1-10% positions: Companies I have high conviction in trading at attractive valuations. I size up to 10% based on conviction and opportunity cost.
10%+ positions: I let winners run above 10% but won't add more capital at that point. Allows me to benefit from my best ideas without overly concentrating.
Find a position sizing approach that fits your risk tolerance and helps you sleep at night.
10. Understand the Implicit Assumptions in Advice
When getting investing advice, always consider the source and their circumstances. Someone managing billions will have very different constraints than an individual investor.
Everyone's situation is unique in terms of goals, risk tolerance, time horizon, and expertise. What works for one investor may be completely wrong for another.

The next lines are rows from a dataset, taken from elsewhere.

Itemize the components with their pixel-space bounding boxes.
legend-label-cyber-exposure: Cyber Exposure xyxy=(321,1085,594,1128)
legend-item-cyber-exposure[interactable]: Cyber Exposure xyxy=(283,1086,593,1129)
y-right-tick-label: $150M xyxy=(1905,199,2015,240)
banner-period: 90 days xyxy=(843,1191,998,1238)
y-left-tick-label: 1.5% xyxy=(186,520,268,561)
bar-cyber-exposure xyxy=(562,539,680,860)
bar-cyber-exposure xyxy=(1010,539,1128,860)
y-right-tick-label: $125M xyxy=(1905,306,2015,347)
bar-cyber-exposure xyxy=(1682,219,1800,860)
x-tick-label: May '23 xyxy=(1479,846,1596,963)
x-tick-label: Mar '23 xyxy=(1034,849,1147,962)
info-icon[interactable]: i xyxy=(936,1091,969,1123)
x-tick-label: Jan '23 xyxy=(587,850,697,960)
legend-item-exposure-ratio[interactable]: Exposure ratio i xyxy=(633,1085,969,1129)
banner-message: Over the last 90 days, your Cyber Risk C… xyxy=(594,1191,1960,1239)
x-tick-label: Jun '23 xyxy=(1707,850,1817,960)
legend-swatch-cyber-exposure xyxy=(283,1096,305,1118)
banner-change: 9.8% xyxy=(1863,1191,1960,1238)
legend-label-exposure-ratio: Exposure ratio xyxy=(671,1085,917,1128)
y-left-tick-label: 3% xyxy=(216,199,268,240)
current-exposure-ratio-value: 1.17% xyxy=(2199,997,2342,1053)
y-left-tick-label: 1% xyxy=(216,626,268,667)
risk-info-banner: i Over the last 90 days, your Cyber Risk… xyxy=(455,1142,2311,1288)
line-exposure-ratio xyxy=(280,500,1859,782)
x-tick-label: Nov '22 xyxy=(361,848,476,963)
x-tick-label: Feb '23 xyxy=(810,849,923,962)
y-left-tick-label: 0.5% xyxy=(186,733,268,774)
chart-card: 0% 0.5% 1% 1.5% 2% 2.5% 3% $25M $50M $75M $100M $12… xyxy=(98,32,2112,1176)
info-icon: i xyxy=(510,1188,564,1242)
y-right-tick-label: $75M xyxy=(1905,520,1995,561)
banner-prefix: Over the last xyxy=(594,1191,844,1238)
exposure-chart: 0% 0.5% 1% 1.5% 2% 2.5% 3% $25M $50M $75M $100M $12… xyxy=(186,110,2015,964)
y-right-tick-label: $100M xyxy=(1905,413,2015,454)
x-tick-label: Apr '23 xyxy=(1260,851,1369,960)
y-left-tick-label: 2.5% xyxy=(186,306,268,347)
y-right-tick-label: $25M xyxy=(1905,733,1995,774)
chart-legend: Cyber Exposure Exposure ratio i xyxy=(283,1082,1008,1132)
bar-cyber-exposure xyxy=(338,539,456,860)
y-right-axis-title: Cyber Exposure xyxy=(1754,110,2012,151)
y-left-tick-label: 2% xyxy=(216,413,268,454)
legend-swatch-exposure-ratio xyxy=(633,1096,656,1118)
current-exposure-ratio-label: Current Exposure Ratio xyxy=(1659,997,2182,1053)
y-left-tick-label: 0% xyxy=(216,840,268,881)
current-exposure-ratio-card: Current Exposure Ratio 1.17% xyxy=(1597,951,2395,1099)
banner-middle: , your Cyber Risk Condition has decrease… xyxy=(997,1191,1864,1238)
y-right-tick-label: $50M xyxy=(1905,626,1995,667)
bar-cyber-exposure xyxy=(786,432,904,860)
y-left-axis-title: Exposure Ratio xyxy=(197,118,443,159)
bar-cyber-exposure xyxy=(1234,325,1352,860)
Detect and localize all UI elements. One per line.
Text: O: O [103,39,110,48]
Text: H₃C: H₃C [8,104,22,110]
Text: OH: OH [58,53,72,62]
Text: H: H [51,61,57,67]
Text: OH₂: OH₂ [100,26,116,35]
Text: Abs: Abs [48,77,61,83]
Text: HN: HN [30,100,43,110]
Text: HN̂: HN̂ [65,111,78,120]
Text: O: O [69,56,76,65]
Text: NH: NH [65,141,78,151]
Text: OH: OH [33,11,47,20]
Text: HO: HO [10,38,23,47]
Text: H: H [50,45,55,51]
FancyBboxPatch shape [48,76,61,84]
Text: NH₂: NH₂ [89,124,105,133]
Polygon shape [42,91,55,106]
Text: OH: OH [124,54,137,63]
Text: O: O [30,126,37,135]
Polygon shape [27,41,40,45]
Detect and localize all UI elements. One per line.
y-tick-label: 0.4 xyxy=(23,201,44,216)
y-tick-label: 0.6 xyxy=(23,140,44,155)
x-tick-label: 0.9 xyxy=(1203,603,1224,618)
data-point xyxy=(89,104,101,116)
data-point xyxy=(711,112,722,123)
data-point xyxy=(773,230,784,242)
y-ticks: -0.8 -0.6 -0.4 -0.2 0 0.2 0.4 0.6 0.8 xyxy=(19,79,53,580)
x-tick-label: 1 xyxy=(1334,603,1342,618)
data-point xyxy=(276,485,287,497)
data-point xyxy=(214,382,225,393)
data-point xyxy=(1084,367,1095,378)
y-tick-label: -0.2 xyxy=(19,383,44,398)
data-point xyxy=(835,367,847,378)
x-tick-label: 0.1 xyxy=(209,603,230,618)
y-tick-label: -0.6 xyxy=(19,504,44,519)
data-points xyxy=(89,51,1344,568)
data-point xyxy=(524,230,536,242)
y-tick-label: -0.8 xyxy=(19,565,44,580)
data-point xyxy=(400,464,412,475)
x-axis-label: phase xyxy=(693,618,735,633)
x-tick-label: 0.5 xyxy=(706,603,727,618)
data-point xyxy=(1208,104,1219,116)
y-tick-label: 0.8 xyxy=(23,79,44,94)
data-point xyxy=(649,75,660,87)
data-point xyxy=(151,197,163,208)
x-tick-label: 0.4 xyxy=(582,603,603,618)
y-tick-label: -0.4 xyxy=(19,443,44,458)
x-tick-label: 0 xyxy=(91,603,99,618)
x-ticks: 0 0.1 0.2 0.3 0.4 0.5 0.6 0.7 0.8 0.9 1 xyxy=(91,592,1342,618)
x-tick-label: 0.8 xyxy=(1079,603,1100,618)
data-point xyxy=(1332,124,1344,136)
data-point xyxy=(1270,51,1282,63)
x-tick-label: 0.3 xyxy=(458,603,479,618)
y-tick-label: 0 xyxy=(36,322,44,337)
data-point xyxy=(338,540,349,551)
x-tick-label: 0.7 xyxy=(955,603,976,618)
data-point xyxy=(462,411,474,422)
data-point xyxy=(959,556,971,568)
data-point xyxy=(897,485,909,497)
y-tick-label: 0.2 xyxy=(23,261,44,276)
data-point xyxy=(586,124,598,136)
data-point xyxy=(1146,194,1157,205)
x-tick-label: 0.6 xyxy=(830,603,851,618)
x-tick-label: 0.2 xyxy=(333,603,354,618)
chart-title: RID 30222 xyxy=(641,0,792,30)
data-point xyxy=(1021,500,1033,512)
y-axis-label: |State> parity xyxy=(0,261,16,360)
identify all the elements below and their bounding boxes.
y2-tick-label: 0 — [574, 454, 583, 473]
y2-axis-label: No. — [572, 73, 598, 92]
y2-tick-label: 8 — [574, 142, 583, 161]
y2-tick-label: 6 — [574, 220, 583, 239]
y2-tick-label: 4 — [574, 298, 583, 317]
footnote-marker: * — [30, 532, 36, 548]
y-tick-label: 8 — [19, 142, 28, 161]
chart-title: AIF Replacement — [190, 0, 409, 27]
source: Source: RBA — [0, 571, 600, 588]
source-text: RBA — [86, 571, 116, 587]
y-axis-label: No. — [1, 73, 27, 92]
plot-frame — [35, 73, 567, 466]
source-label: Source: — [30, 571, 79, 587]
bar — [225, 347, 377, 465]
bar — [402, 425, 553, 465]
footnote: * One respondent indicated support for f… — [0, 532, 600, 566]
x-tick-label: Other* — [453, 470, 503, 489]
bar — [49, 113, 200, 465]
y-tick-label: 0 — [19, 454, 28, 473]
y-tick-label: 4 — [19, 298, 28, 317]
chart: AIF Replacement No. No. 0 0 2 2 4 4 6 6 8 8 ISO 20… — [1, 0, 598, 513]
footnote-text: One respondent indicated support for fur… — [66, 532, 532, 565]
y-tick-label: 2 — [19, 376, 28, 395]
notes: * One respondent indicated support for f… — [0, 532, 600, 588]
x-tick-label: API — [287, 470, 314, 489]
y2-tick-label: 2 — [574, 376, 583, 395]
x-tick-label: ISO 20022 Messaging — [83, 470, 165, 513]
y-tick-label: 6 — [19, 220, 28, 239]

Take all advice with a grain of salt and adapt it to your own circumstances. There is rarely universal investing wisdom that applies to everyone.
Conclusion
Investing is a lifelong journey of learning and self-improvement. These lessons have served me well, but I'm sure I'll continue to evolve my approach over time. The key is to find an investing style that fits your personality and goals, then stick with it through market cycles.
Remember that no one has all the answers. Stay humble, focus on continuously expanding your knowledge, and learn from both successes and failures. With the right process and mindset, investing can be incredibly rewarding both financially and intellectually.